Для массового сознания щука стала своеобразным образцом успеха и конкуренции в обществе, отрицавшем конкуренцию как принцип жизни. Соревнование - вот это по-советски, а конкуренция хотя объявлялась "классово чуждой", из жизни никуда не исчезала, только принимала иные, подчас хулиганские формы.
В каждом дворе, в каждом ГПТУ и даже техникуме, был свой доморощенный заводила, не позволяющий окружающим просто "расслабиться и насладиться жизнью". Оттого отслужившие и возвращавшиеся на гражданку "дембеля" чувствовали себя этакими возвратившимися в свой пруд щуками, перед которыми неслужившие собратья воспринимались исключительно как "караси" и "щеглы". Кому довелось походить на танцы и дискотеки 1960-80х прекрасно поймут, о чем я говорю. Надо было видеть, какой походкой заходили вчерашние дембеля, с каким взглядом окидывали собравшихся, как подходили к приглянувшейся девчонке…

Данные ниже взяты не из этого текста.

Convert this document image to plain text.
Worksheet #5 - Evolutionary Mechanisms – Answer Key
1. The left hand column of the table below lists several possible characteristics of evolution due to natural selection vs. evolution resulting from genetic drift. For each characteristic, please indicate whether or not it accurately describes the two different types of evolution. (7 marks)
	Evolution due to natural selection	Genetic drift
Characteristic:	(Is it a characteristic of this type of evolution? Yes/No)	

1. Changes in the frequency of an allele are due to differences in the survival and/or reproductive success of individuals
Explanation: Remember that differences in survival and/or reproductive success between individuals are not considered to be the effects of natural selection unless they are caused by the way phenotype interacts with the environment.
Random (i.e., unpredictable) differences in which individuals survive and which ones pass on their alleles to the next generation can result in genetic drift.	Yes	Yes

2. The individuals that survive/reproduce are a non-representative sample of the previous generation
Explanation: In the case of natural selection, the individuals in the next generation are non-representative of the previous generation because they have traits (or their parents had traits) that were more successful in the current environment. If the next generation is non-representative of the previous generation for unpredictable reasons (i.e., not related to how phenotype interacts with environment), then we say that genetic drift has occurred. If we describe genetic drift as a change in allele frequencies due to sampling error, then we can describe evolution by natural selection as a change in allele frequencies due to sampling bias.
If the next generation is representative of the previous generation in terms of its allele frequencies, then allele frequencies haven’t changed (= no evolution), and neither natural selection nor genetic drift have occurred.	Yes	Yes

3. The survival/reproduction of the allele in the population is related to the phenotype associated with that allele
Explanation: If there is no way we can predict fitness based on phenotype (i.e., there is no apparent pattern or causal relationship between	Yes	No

Впрочем, хищнический элемент в своем большинстве был чужд природе советского человека, и решительно пресекался на всех уровнях.
Его "частные случаи" объяснялись исключительно пережитками прошлого, несознательностью "отдельных лиц", и прописывался в общественном сознании совсем как антигерои знаменных советских комедий. Асоциальные Трус, Балбес, Бывалый, хулиганистый Верзила, криминальные махинаторы в лицах злобного Шефа, дебиловатого Лёлика или рафинированного Геннадия Козодоева, матерые уголовники Хмырь, Косой, Доцент - вот типичные портреты "советских бытовых щук", которых своевременно обезвреживал бдительный актив народной дружины совместно с милицейскими знатоками.
С детских лет нам пытались привить, по сегодняшнему времени наивный, но добрый и человечный взгляд на природу и на окружающий человеческий мир. Очень показателен наивный, но правильный и мудрый мультфильм "Осторожно, щука!" (1968 год), повествующий как маленькие, дружные бобрята сумели защитить себя от коварной речной хищницы и отстоять свой собственный дом, общими усилиями отвоевав право на счастливую и безопасную жизнь.
Мы воздвигаем создаем,
Мы строим чудо водоем -
Он будет самый, самый лучший.
И Мы даем, и мы даем
Назло, назло породе щучьей!И над водой, и над водой,
И под водой, и под водой,
Бобры везде, везде известны
Своей душевной добротой
Своею бобростью телесной!И нам бобрятам благодать
Не будет горя, ни напасти.
Мы будем щук сюда впускать
С большим намордником на пасти!Идти со злою щукой в бой
Я понял, нужно всей семьей!
Вперед, вперед! Зовите трубы!
Еще вокруг немало щук,
А щука это, это - зубы!
Сколько бы лет ни прошло, но память о том, что "щука умирает, а зубы оголяет", осталась. И что добро только тогда чего-то стоит, когда оно в воде не тонет, в огне не горит, и медных труб - не страшится.
Ы - Операция "Ы" и другие приключения
"Нас ждут приключения!" - этот девиз, а может быть и жизненное кредо, был знаком девчонкам и мальчишкам не хуже официального пионерского клича: "Будь готов!"
Не лихими детективами, не умопомрачительной мистикой, не бросающими в дрожь ужасами, не зубодробящими боевиками, не замысловатыми шпионскими страстями, а именно жаждой приключений была без остатка заполнена душа советского ребенка. Потому что в приключениях были необходимые каждому советскому человеку испытания, позволяющие понять, кто ты есть на самом деле.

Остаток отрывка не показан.